Anthony Genge: Streams I

Anthony Genge is a composer with some interesting influences. Here is his biography from his website:
Canadian composer and pianist Anthony (Tony) Genge was born in Vancouver, Canada, in 1952. He worked as a performer of jazz and rhythm and blues for a number of years before studying composition formally. Genge was a student of Morton Feldman between 1982 and 1985, completing a Ph.D. in composition at the State University of New York at Buffalo. He also studied composition with Bruce Mather at McGill University and Martin Bartlett and Rudolf Komorous at the University of Victoria. In 1979, he studied with the Japanese composer Jo Kondo in Tokyo. During this time he also visited several Pacific-Rim countries, studying their traditional music. By the 1990s, the style and influences in his music had become increasingly diverse, and since that time his music has been characterized by its distinctive harmonic language, elegant orchestration and postmodern mix of musical elements. Genge’s solo, chamber, and orchestral music, the first of which dates from the mid-1970s, has been performed and commissioned by leading soloists and ensembles throughout Canada, the United States, Europe and Japan, and his music has also been used for dance and film.

Currently, he divides his time between Antigonish, Nova Scotia
on the East Coast of Canada, where he is Professor of Music at
St. Francis Xavier University, and Victoria, B.C., on the Canadian
West Coast. In addition to his work as a composer, Genge
continues to perform and record as a jazz pianist and can be heard on his
critically acclaimed jazz trio recording Blues Walk.
Very interestingly, Tony's performing side, which is as a jazz pianist, and his composing side, don't seem to flow into one another. One influence that he does not mention is that of medieval music. In the piece I am going to put up, I think we can hear a bit of Machaut mingled with Asian influences. His piece Streams I, which dates from 1981, was originally intended for an established guitar trio. Alas, they were apparently unable to count the piece accurately. Some time later, Tony came to me and asked if I would undertake to record the piece for him, playing all three parts.
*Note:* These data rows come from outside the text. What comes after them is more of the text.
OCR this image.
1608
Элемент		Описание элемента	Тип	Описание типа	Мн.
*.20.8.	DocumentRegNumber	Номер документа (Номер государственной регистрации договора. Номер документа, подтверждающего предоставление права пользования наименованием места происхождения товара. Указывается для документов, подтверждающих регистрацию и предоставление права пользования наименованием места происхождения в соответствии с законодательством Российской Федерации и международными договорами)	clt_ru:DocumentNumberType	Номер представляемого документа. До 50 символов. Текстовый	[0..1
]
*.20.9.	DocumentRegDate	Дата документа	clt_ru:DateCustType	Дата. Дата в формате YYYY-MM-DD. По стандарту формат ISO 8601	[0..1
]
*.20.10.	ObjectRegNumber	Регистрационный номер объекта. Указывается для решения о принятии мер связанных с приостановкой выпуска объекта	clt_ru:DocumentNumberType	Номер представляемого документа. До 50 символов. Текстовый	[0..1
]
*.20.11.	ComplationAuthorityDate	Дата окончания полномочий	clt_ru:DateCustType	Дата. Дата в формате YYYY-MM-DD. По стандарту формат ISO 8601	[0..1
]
This is fairly easy to do with multi-tracking.

I'm quite sure that the "streams" of the title are metaphoric, but I couldn't find any images of metaphorical streams so I put up several images of actual streams on Vancouver Island. They are preceded by a photo of Anthony Genge and followed by a couple of photos of me. This is a very unusual piece as it uses a lot of quarter-tones. One guitar has some strings tuned a quarter-tone away from the other guitars, which enables quarter-tone scales. Once you get used to the sound, I think it is a quite enjoyable piece, if a bit austere.